Root Cause: PCOS
Polycystic ovarian syndrome is a condition with three defining characteristics:
Polycystic ovaries
Elevated Androgens (male hormone)
Irregular periods
It is a common condition, affecting 1 out of 10 women, and yet it isn’t often well understood in the conventional medical community as it can years to get an appropriate diagnosis.
PCOS is a syndrome, not a disease, which means that it is a collection of symptoms, not one individual biochemical process and organ dysfunction (e.g. heart disease is a dysfunction of the heart). In actualiity, PCOS symptoms are on a spectrum, often a metabolic spectrum and a hormonal spectrum, because of this, there are different “types” of PCOS.
In actuality, PCOS really boils down to one hormone: luteinizing hormone (LH), and its errors in signalling.
Luteinizing Hormone
The role of LH is to stimulate the ovaries to produce testosterone, and, during the ovulatory window, “surge” to trigger ovulation. With PCOS, there are issues with the triggers for signalling LH, as well as the production of LH.
LH is produced by the anterior pituitary (in the brain), in response to the hypothalamus signals through GNRH (gonadotropin releasing hormone), which is released in waves (called “pulses”). The cross talk communication between the hypothalamus is rudimentary, when GNRH is pulsing is fast, the pituitary signals the ovaries to prepare for ovulation; after ovulation, GNRH pulses slow to encourage a luteal phase.
In PCOS patients, LH is produced at higher amounts, and often in dyssynchronous GNRH pulsing. The question is why. Here are some of the reasons:
Insulin Resistance
This is classic PCOS, and is by far the most common. While insulin resistance can develop in almost every cell in the body, the pituitary and ovaries will continue to respond to excess insulin. Insulin stimulates the release of more LH from the pituitary, which then tells the ovaries to produce more testosterone. Instead of an estrogen rise that should occur in the follicular phase, testosterone is produced. A follicle starts to develop but doesn’t mature and forms the stereotypical cyst.

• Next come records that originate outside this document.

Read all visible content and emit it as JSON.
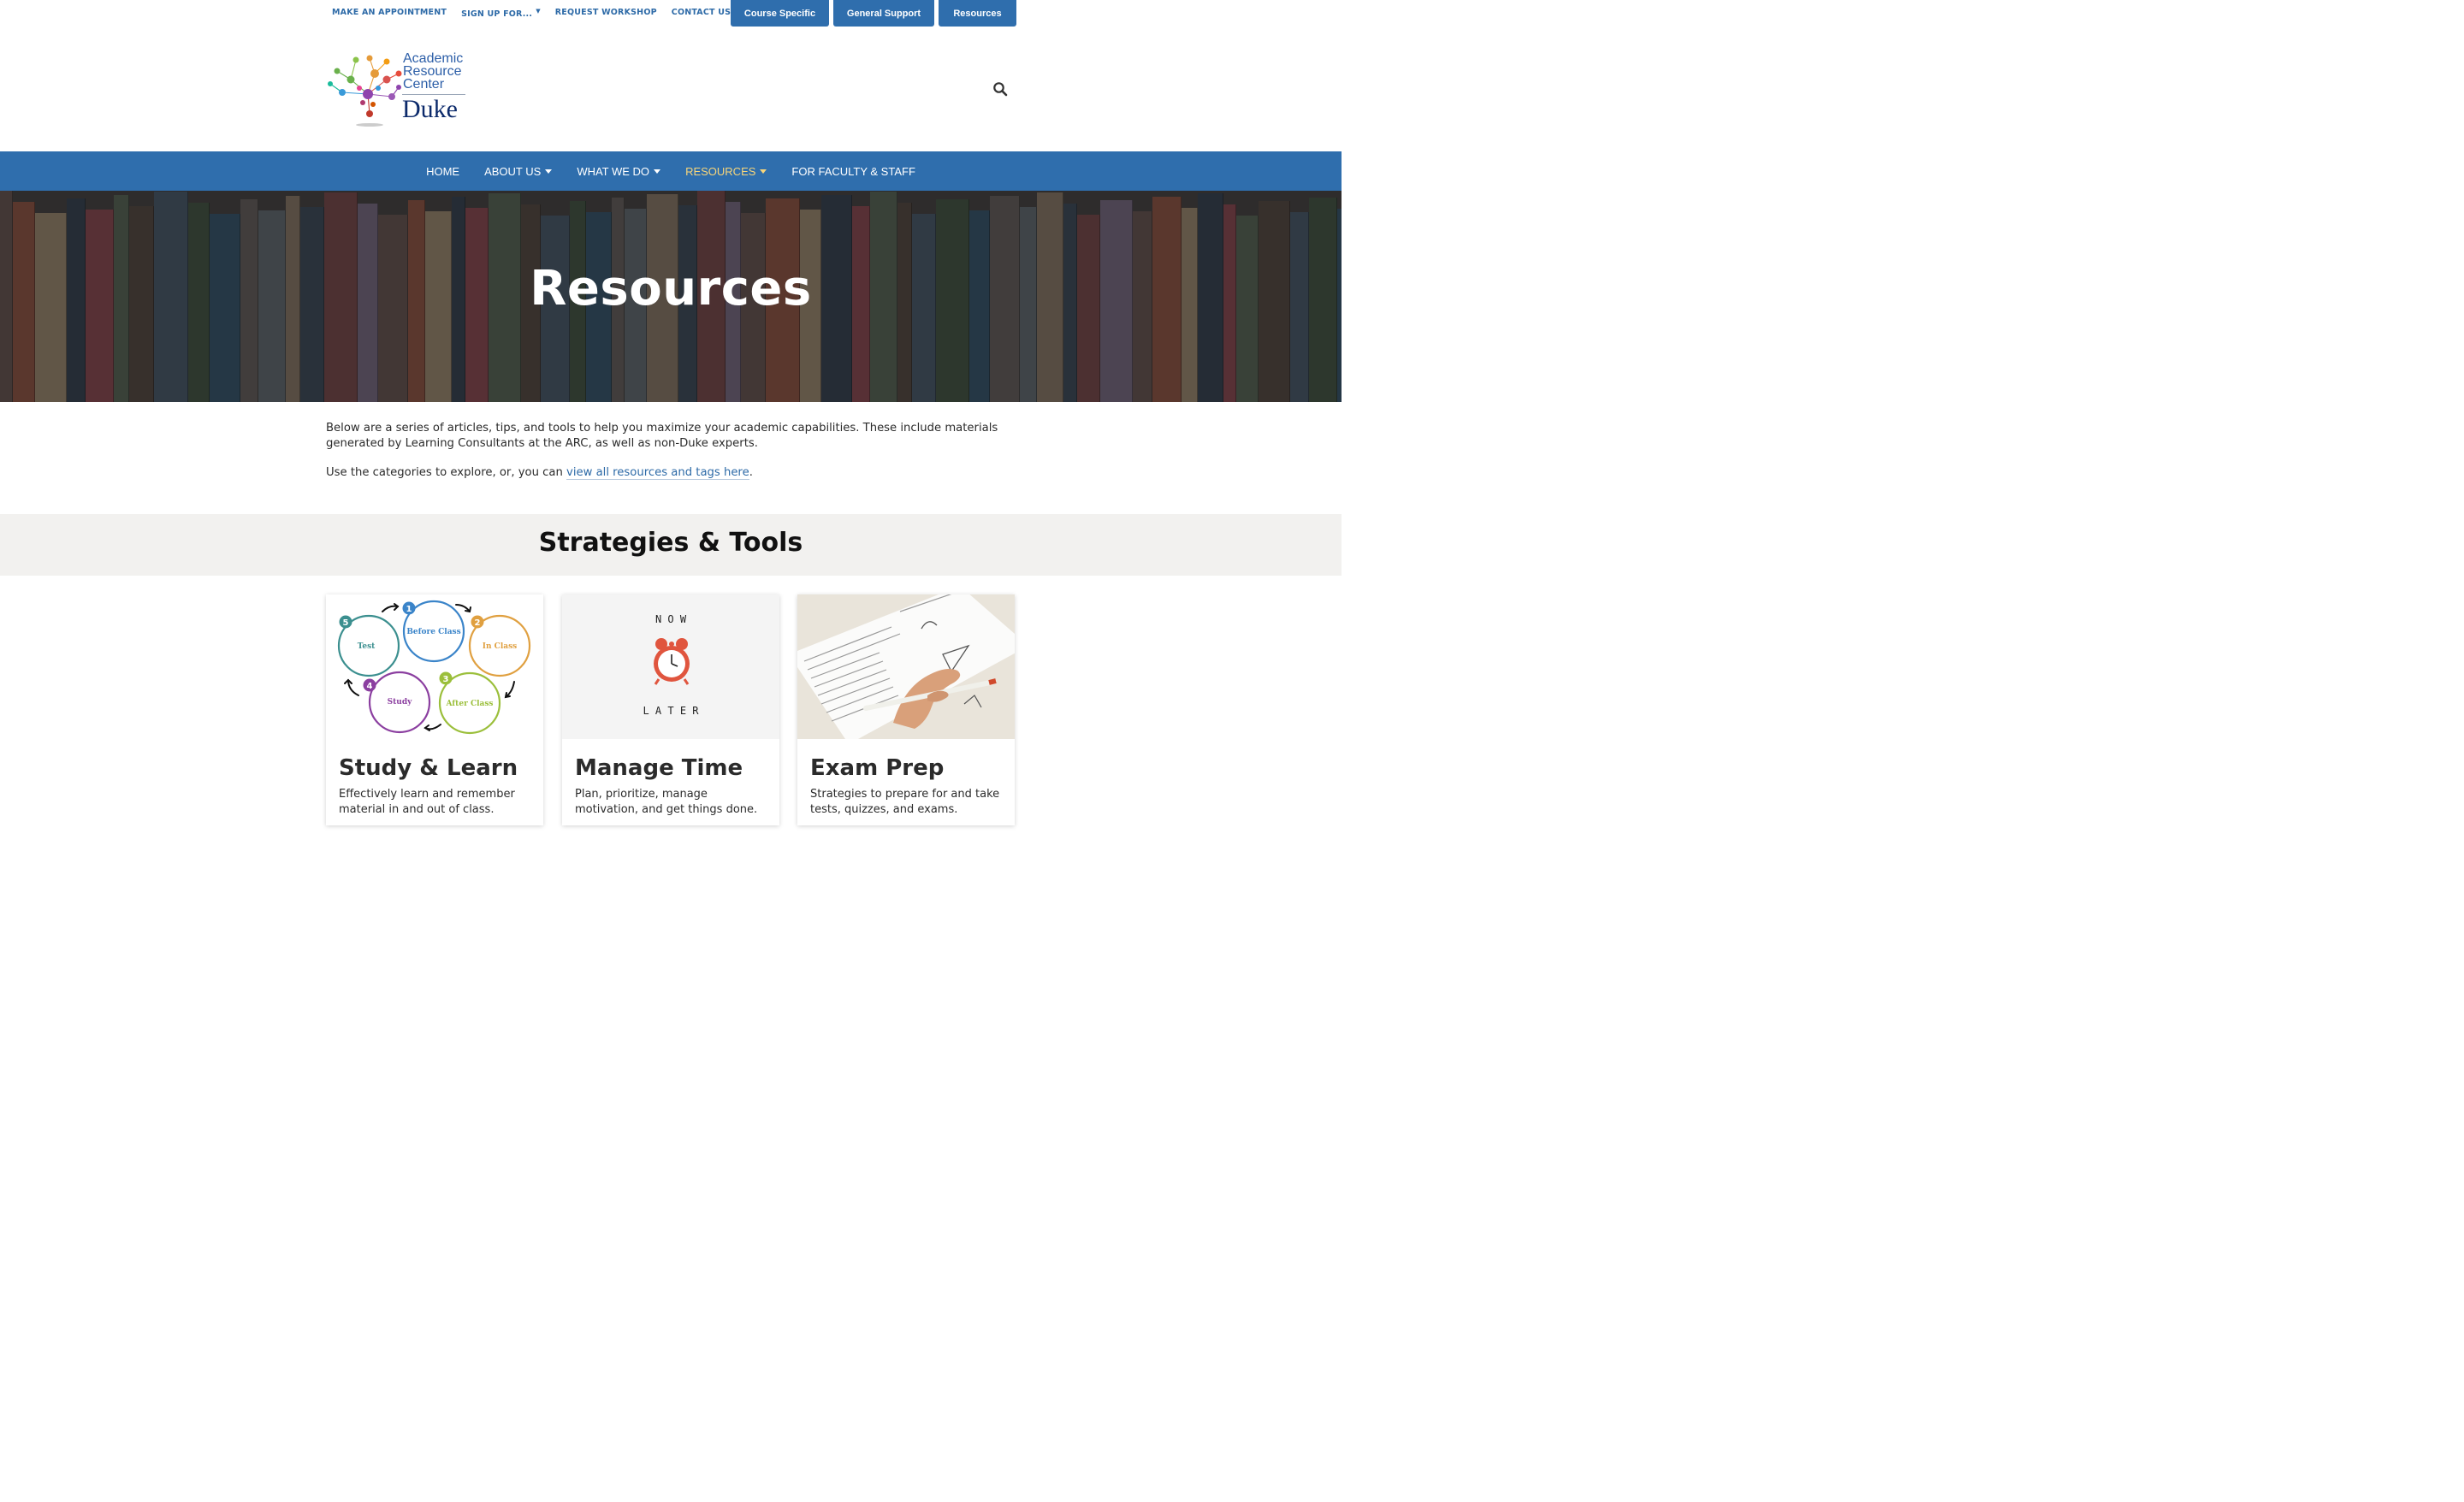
{
  "utility": {
    "links": [
      {
        "label": "MAKE AN APPOINTMENT"
      },
      {
        "label": "SIGN UP FOR..."
      },
      {
        "label": "REQUEST WORKSHOP"
      },
      {
        "label": "CONTACT US"
      }
    ],
    "buttons": [
      {
        "label": "Course Specific"
      },
      {
        "label": "General Support"
      },
      {
        "label": "Resources"
      }
    ]
  },
  "logo": {
    "line1": "Academic",
    "line2": "Resource",
    "line3": "Center",
    "brand": "Duke"
  },
  "nav": {
    "items": [
      {
        "label": "HOME"
      },
      {
        "label": "ABOUT US"
      },
      {
        "label": "WHAT WE DO"
      },
      {
        "label": "RESOURCES"
      },
      {
        "label": "FOR FACULTY & STAFF"
      }
    ]
  },
  "hero": {
    "title": "Resources"
  },
  "intro": {
    "p1": "Below are a series of articles, tips, and tools to help you maximize your academic capabilities. These include materials generated by Learning Consultants at the ARC, as well as non-Duke experts.",
    "p2_prefix": "Use the categories to explore, or, you can ",
    "p2_link": "view all resources and tags here",
    "p2_suffix": "."
  },
  "section": {
    "title": "Strategies & Tools"
  },
  "cards": [
    {
      "title": "Study & Learn",
      "desc": "Effectively learn and remember material in and out of class.",
      "cycle": {
        "steps": [
          {
            "num": "1",
            "label": "Before Class"
          },
          {
            "num": "2",
            "label": "In Class"
          },
          {
            "num": "3",
            "label": "After Class"
          },
          {
            "num": "4",
            "label": "Study"
          },
          {
            "num": "5",
            "label": "Test"
          }
        ]
      }
    },
    {
      "title": "Manage Time",
      "desc": "Plan, prioritize, manage motivation, and get things done.",
      "img_top": "N O W",
      "img_bottom": "L A T E R"
    },
    {
      "title": "Exam Prep",
      "desc": "Strategies to prepare for and take tests, quizzes, and exams."
    }
  ],
  "colors": {
    "primary": "#2f6ead",
    "nav_active": "#f7d57a",
    "link": "#2d6aa7",
    "band": "#f2f1ef",
    "step1": "#3a84c9",
    "step2": "#e0a040",
    "step3": "#9bbf3b",
    "step4": "#8b3fa0",
    "step5": "#3b8f8f"
  }
}
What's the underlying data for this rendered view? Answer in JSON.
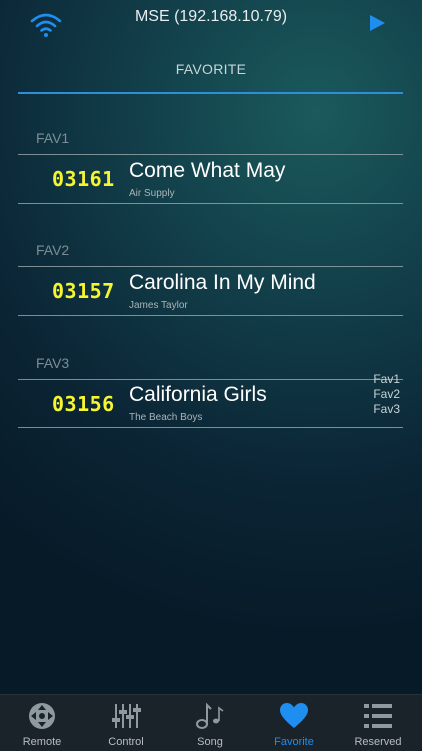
{
  "header": {
    "title": "MSE (192.168.10.79)",
    "subtitle": "FAVORITE",
    "icons": [
      "wifi-icon",
      "play-icon"
    ]
  },
  "favorites": [
    {
      "label": "FAV1",
      "code": "03161",
      "title": "Come What May",
      "artist": "Air Supply"
    },
    {
      "label": "FAV2",
      "code": "03157",
      "title": "Carolina In My Mind",
      "artist": "James Taylor"
    },
    {
      "label": "FAV3",
      "code": "03156",
      "title": "California Girls",
      "artist": "The Beach Boys"
    }
  ],
  "index": [
    "Fav1",
    "Fav2",
    "Fav3"
  ],
  "tabs": [
    {
      "label": "Remote",
      "icon": "dpad-icon",
      "active": false
    },
    {
      "label": "Control",
      "icon": "sliders-icon",
      "active": false
    },
    {
      "label": "Song",
      "icon": "music-notes-icon",
      "active": false
    },
    {
      "label": "Favorite",
      "icon": "heart-icon",
      "active": true
    },
    {
      "label": "Reserved",
      "icon": "list-icon",
      "active": false
    }
  ],
  "colors": {
    "accent": "#1f8ef1",
    "code_yellow": "#f5f530"
  }
}
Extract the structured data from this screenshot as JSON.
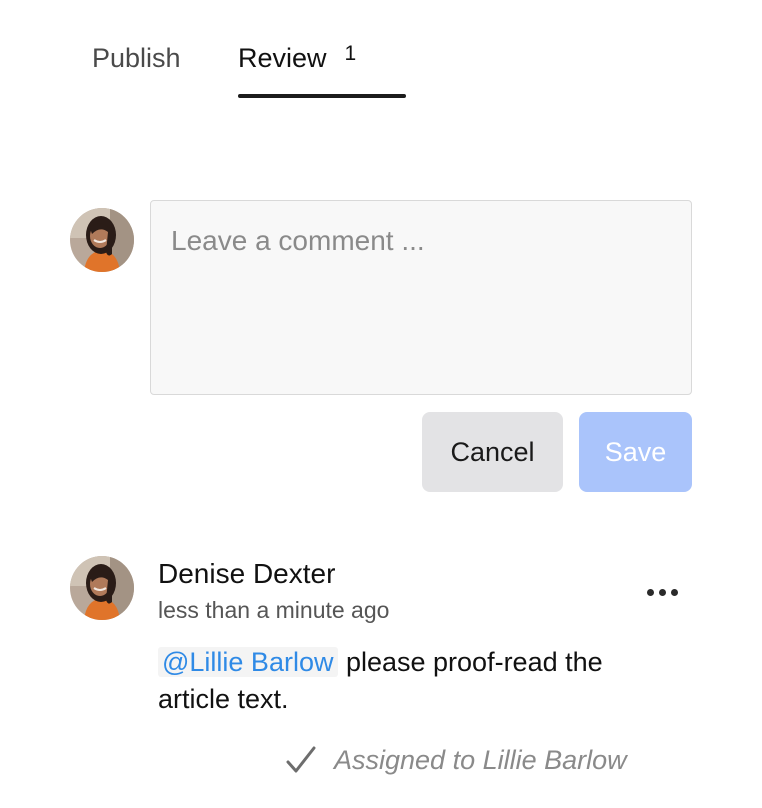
{
  "tabs": {
    "publish": {
      "label": "Publish"
    },
    "review": {
      "label": "Review",
      "count": "1",
      "active": true
    }
  },
  "composer": {
    "placeholder": "Leave a comment ...",
    "value": "",
    "cancel_label": "Cancel",
    "save_label": "Save"
  },
  "comment": {
    "author": "Denise Dexter",
    "time": "less than a minute ago",
    "mention": "@Lillie Barlow",
    "text": " please proof-read the article text.",
    "assigned": "Assigned to Lillie Barlow",
    "more_icon": "more-horizontal-icon",
    "check_icon": "checkmark-icon"
  },
  "colors": {
    "accent_link": "#2f8ae6",
    "save_disabled": "#aac4fb",
    "cancel_bg": "#e3e3e5",
    "tab_underline": "#1c1c1c"
  }
}
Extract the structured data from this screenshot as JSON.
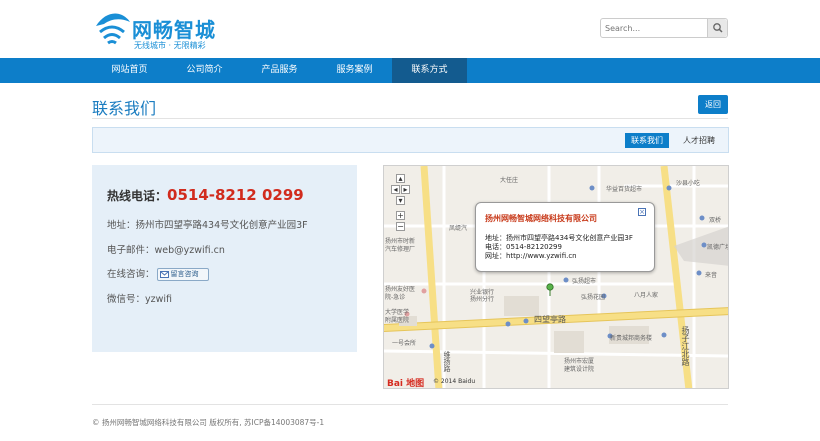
{
  "header": {
    "logo_title": "网畅智城",
    "logo_slogan": "无线城市 · 无限精彩",
    "search_placeholder": "Search..."
  },
  "nav": {
    "items": [
      {
        "label": "网站首页"
      },
      {
        "label": "公司简介"
      },
      {
        "label": "产品服务"
      },
      {
        "label": "服务案例"
      },
      {
        "label": "联系方式"
      }
    ],
    "active_index": 4
  },
  "page": {
    "title": "联系我们",
    "back_label": "返回"
  },
  "subtabs": [
    {
      "label": "联系我们"
    },
    {
      "label": "人才招聘"
    }
  ],
  "contact": {
    "hotline_label": "热线电话：",
    "hotline_number": "0514-8212 0299",
    "address": "地址：扬州市四望亭路434号文化创意产业园3F",
    "email": "电子邮件：web@yzwifi.cn",
    "online_label": "在线咨询：",
    "online_button": "留言咨询",
    "wechat": "微信号：yzwifi"
  },
  "map": {
    "info": {
      "title": "扬州网畅智城网络科技有限公司",
      "address": "地址：扬州市四望亭路434号文化创意产业园3F",
      "phone": "电话：0514-82120299",
      "website": "网址：http://www.yzwifi.cn"
    },
    "labels": {
      "dazhuang": "大任庄",
      "huazhi": "华益百货超市",
      "shapan": "沙县小吃",
      "fengti": "凤缇汽",
      "shuangqiao": "双桥",
      "yangzhou_shizheng": "扬州市时新",
      "qiche": "汽车修理厂",
      "hongyang": "弘扬超市",
      "hongyang_garden": "弘扬花园",
      "bayue": "八月人家",
      "xingye": "兴业银行",
      "xingye2": "扬州分行",
      "yangzhou_youhao": "扬州友好医",
      "yuan_jizhen": "院-急诊",
      "daxue": "大学医学",
      "daxue2": "附属医院",
      "kaide": "凯德广场",
      "laiyin": "来音",
      "xinfang": "新贵城邦商务楼",
      "yihuiguan": "一号会所",
      "hongyi": "扬州市宏厦",
      "hongyi2": "建筑设计院",
      "weiyang": "维扬路",
      "yangzi": "扬子江北路",
      "siwangting": "四望亭路"
    },
    "copyright": "© 2014 Baidu",
    "baidu_logo": "Bai 地图"
  },
  "footer": {
    "text": "© 扬州网畅智城网络科技有限公司 版权所有, 苏ICP备14003087号-1"
  },
  "colors": {
    "brand_blue": "#0d7ec9",
    "nav_active": "#135b8f",
    "hotline_red": "#d12b1d",
    "panel_bg": "#e5eff8"
  }
}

Because studies show that LH secretion is directly associated with insulin resistance, the best way to approach an insulin-resistant type PCOS is through a insulin-sensitizing diet and weight loss if you are overweight. This means avoiding foods that raise glucose and insulin such as refined carbs, trans fats sugars, dairy, sweets, and sweetened beverages. If you have been told that you have an abnormal glucose, you probably have elevated insulin. I recommend testing your fasting insulin and glucose to get a better gage of your insulin resistance via a HOMA-IR score (homeostatic model of insulin resistance).
HPA Dysfunction
Other reasons for issues with pituitary/ovarian communication (through LH) includes the birth control pill, inflammation, and environmental toxicants (such as BPA).